Ides of March Gallimaufry

When the soothsayer told Julius Caesar to “beware the ides of March,” she wasn’t talking about him getting stabbed fiftyleven times.  Your English teacher lied to you.  The soothsayer was cautioning Caesar and anyone else who would listen that some blogger would go all mid-day-link-dumpy on you in lieu of writing a real post.  Et tu, Campbell?!

A Kansas lawmaker has solved the illegal immigration problem: shoot them like feral hogs. I see how this could be in keeping with his Second Amendment position, but it does sort of undermine his pro-life stance, no?

E.J. Dionne tackles the idea that America is “broke.” We aren’t. All free-market indicators fly in the face of the “we’re broke” chant, yet Republicans keep saying it. I thought they worshiped the free market? (What’s that? They only crow about it when it suits them, much like they do with science? AH, I see.
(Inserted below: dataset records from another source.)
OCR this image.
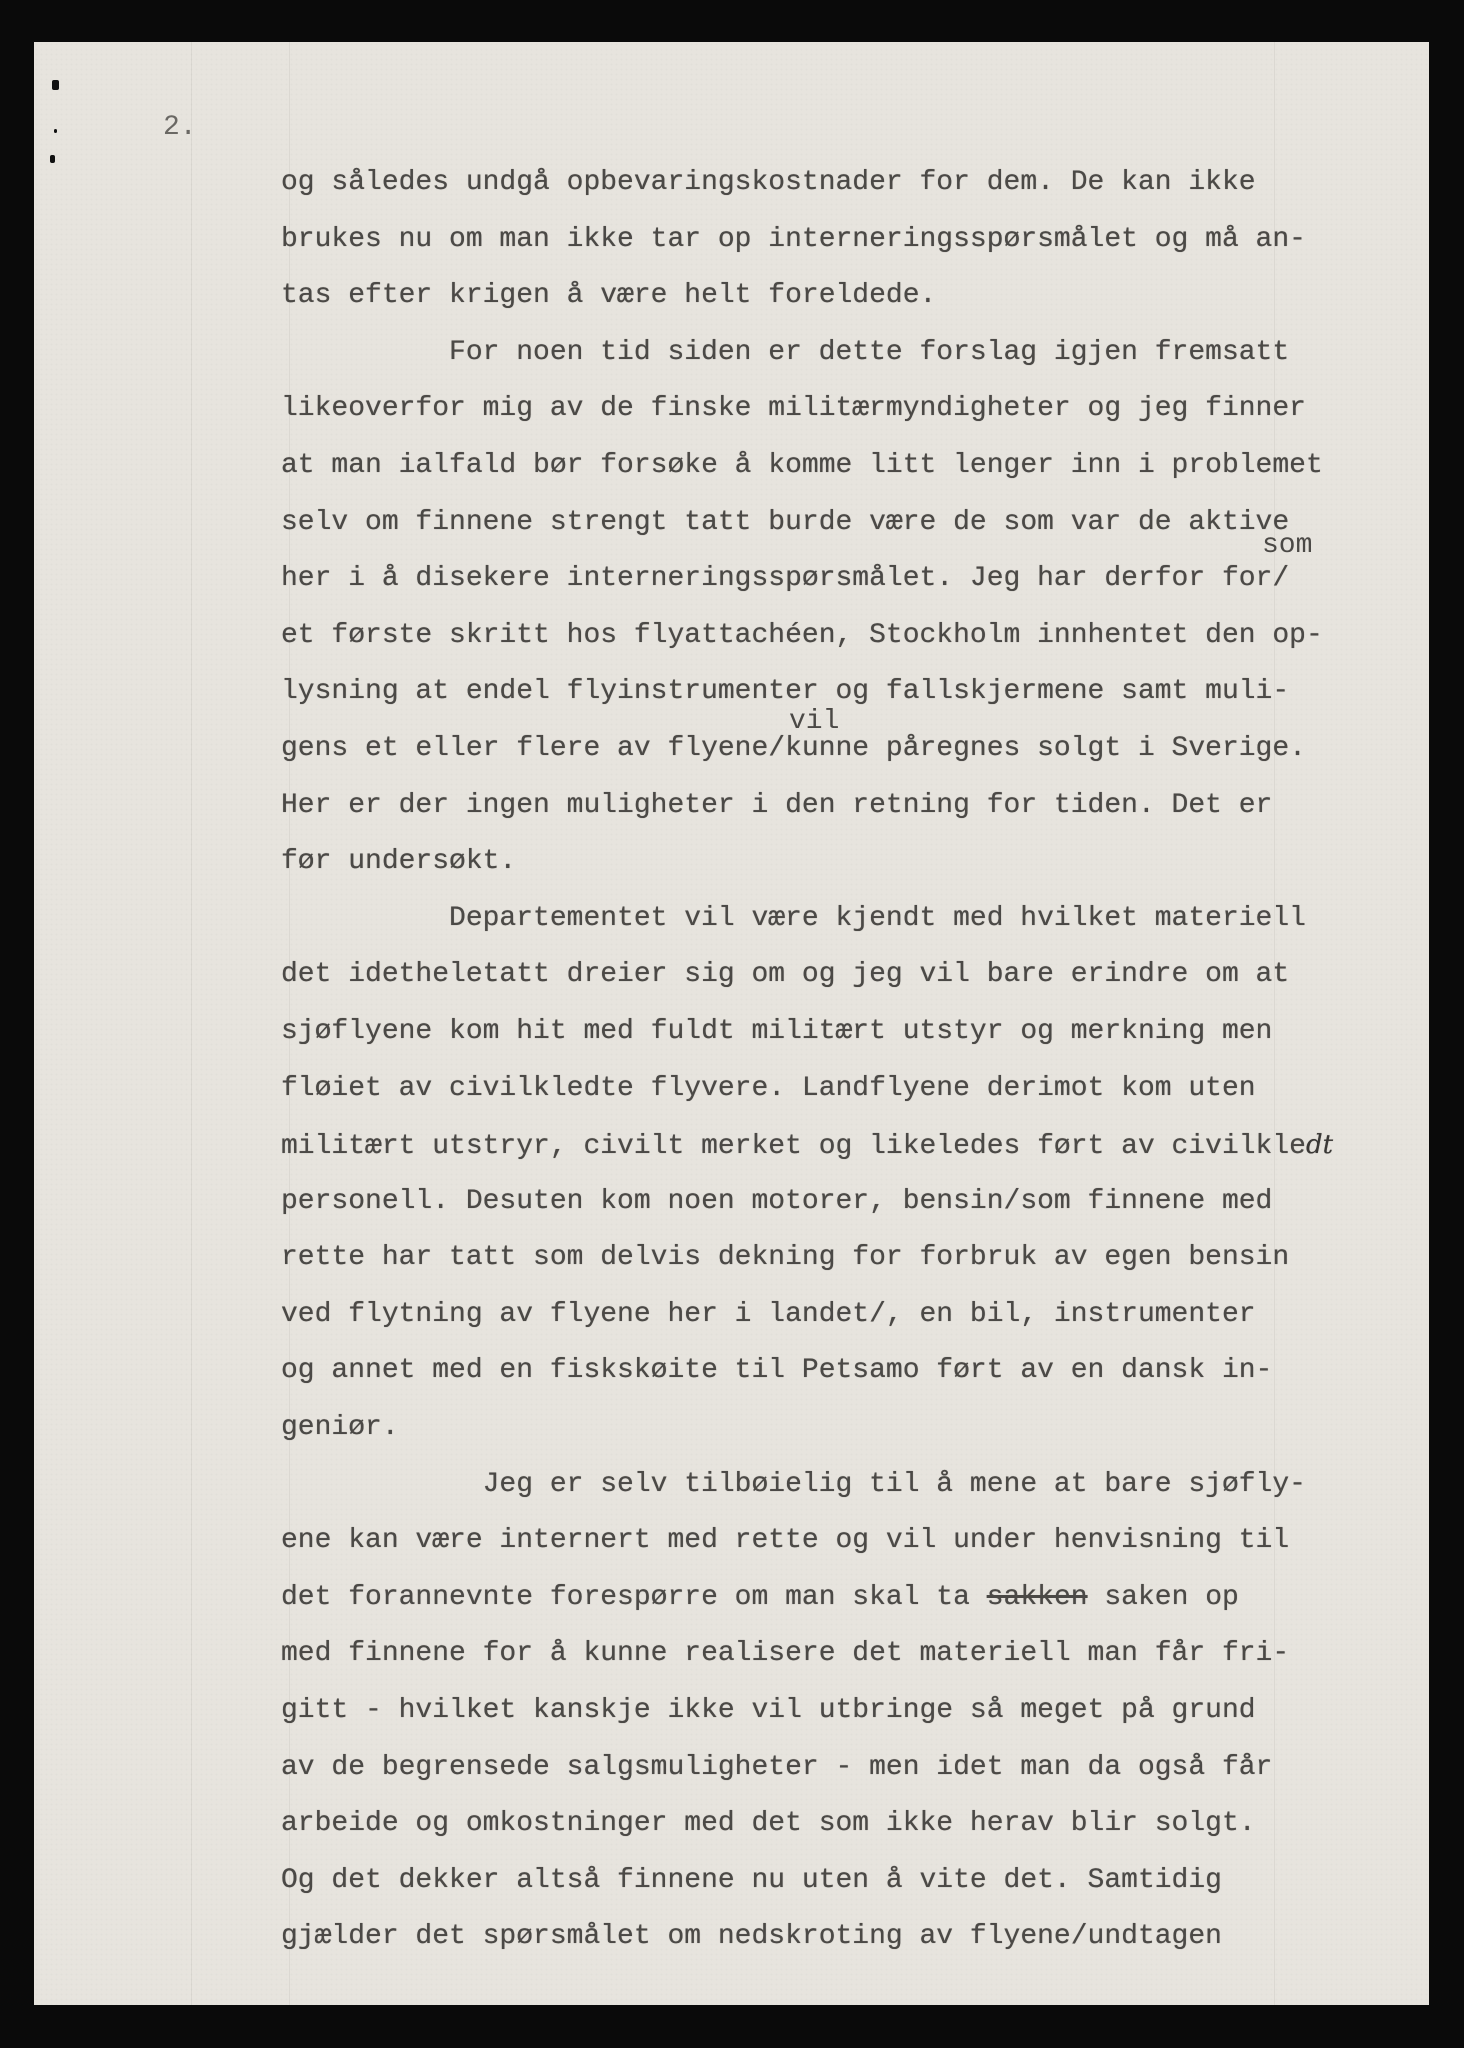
2.
som
vil
og således undgå opbevaringskostnader for dem. De kan ikke
brukes nu om man ikke tar op interneringsspørsmålet og må an-
tas efter krigen å være helt foreldede.
For noen tid siden er dette forslag igjen fremsatt
likeoverfor mig av de finske militærmyndigheter og jeg finner
at man ialfald bør forsøke å komme litt lenger inn i problemet
selv om finnene strengt tatt burde være de som var de aktive
her i å disekere interneringsspørsmålet. Jeg har derfor for/
et første skritt hos flyattachéen, Stockholm innhentet den op-
lysning at endel flyinstrumenter og fallskjermene samt muli-
gens et eller flere av flyene/kunne påregnes solgt i Sverige.
Her er der ingen muligheter i den retning for tiden. Det er
før undersøkt.
Departementet vil være kjendt med hvilket materiell
det idetheletatt dreier sig om og jeg vil bare erindre om at
sjøflyene kom hit med fuldt militært utstyr og merkning men
fløiet av civilkledte flyvere. Landflyene derimot kom uten
militært utstryr, civilt merket og likeledes ført av civilkledt
personell. Desuten kom noen motorer, bensin/som finnene med
rette har tatt som delvis dekning for forbruk av egen bensin
ved flytning av flyene her i landet/, en bil, instrumenter
og annet med en fiskskøite til Petsamo ført av en dansk in-
geniør.
Jeg er selv tilbøielig til å mene at bare sjøfly-
ene kan være internert med rette og vil under henvisning til
det forannevnte forespørre om man skal ta sakken saken op
med finnene for å kunne realisere det materiell man får fri-
gitt - hvilket kanskje ikke vil utbringe så meget på grund
av de begrensede salgsmuligheter - men idet man da også får
arbeide og omkostninger med det som ikke herav blir solgt.
Og det dekker altså finnene nu uten å vite det. Samtidig
gjælder det spørsmålet om nedskroting av flyene/undtagen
Carry on.)

John Brummett expands on a point I made a while back: the “conservative” lawmakers are sure proposing a bunch of big government bills. “Republicanism was useful when it was of the New England variety, about efficiency, restraint, civil rights and separation of church and state. What ruined it was the cynical and purely exploitative Southernizing and religionizing of it by Nixon and then Reagan, which gave rise to this modern version, the yahoo busybody.”

The fight in Wisconsin ain’t over. The Unions will see your removal of collective bargaining, and they will raise you removal of one billion from WI banks.

Ain’t no mountain high enough. Content partner and television celebrity Jason Tolbert breaks down the list of stuff still to be completed by April 1 if the legislature plans to end on time.

Paul Krugman on the economics of the nuclear meltdown. The long-and-short of it is, yes, the meltdown is a big deal, but not in terms of what it will do to interest rates.